I could see attention possibly being able to overcome this, but if not that would be a pretty big gotcha for real-world applications and reliability in real-world scenarios where, as others have said, it's not immediately clear what is relevant info. These models would be a lot less useful if a human had to decide which information to feed them and the output would be dependent on human judgement. I understand it's where we're at right now and that they are quite useful already but the valuations hint at investors expecting more imo.

I think it’s an important result because filtering signal from noise is just as, if not more, important than forming conclusions from signal.

That's not even the problem I encounter. They literally crap out on stupidly simple tasks. Recent ones:

1. Bing was gaslighting me into 9.11 being greater than 9.9

2. ChatGPT said that 7x7/7+7/7+7/7 was 24.

3. When expanding (x+1)^2 the output was 2x^2+2.

Regardless of any level of interpretation and irrelevant information if it can't deterministically understand correctness and the semantics of the operations in question then it's fucking useless.

What is worse in an educational context is that it is actively harmful.

Most average humans can’t do any of these things either. Try asking people on the street. Or in an average US college student.

For deterministic calculations you obviously want to allow LLMs to use tools to do math. Just like you’d want to allow humans to use calculators.

So yeah, you shouldn’t ask LLMs to do math just like you shouldn’t ask average people to do math. They both suck at it.

So, what exactly is the point of the LLM if it can't exceed an average person and produces results which are not trustworthy?

"The average person" has a job. Those jobs can now be performed by machine. The societal implications are profound.

If those jobs consisted of solving small isolated puzzles and math questions you'd maybe have a point.

The societal impact so far has been mostly increasing noise (generating irrelevant content you have to filter out) and burning resources.

Fundamentally AI models need a better way to learn and use memory if they want to replace entry level human jobs - RAG and fine tuning ain't it.

The "average Person" which struggles with the given questions probably has a physical work job though.

I think it's necessary to remember that they're not a general artificial intelligence, but language models. For example, they're pretty good (not perfect) at translating things, including translating arbitrary instructions into code or machine-readable forms.

Seriously? those are pretty simple HS math questions, I find it a bit hard to believe most average people cant solve them. Don't most people graduate HS?

> LLMs have dramatically worse performance on basic algebra questions when you add in irrelevant information

"Attention is all you need" /

(It is part of the general problem solving process to evaluate what is relevant and what is not.)

Differential attention that filters out noise is all you need :)
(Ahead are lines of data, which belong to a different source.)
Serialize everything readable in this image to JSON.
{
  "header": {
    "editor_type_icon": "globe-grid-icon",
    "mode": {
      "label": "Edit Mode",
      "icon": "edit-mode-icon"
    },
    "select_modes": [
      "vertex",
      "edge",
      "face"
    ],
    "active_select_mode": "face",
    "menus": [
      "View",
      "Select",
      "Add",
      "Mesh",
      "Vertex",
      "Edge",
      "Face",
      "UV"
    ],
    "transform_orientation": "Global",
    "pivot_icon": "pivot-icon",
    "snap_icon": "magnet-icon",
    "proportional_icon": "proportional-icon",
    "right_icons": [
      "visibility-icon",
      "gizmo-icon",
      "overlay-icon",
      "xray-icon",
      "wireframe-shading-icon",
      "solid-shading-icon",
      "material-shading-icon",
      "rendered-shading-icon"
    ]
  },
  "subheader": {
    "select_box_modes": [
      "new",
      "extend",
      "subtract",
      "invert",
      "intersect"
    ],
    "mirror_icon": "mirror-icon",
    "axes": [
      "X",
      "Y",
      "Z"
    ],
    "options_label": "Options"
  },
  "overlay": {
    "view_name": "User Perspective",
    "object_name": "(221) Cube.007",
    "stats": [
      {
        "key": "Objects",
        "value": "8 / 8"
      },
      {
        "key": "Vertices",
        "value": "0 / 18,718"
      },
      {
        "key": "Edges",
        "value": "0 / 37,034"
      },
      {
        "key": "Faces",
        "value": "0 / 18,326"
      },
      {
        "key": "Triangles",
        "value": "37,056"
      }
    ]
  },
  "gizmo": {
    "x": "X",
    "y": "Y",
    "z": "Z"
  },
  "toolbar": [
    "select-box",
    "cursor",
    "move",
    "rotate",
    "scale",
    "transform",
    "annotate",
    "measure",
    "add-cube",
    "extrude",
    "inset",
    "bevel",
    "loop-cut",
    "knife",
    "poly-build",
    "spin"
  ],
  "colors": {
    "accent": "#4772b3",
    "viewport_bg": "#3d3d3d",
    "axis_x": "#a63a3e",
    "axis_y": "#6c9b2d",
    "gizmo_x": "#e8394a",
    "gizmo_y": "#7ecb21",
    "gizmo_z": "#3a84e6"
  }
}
Consider that asking exam style direct questions with only the precise context that matters is a very niche task out of all the possible contexts in which an intelligence is asked to understand.

I agree it wasn’t that convincing, moreover the variation wasn’t that dramatic for the large sota models.

Why should they write a paper about the inherent reasoning capabilities for “large” language models and then in the abstract cherrypick a number that’s from a tiny 1B parameter model?

It's interesting that I use deliberately artificial remarks to encourage more "creative" or random outputs from LLMs. In this approach, I'm not seeking an exact or precise response to prompts, but rather something more open-ended.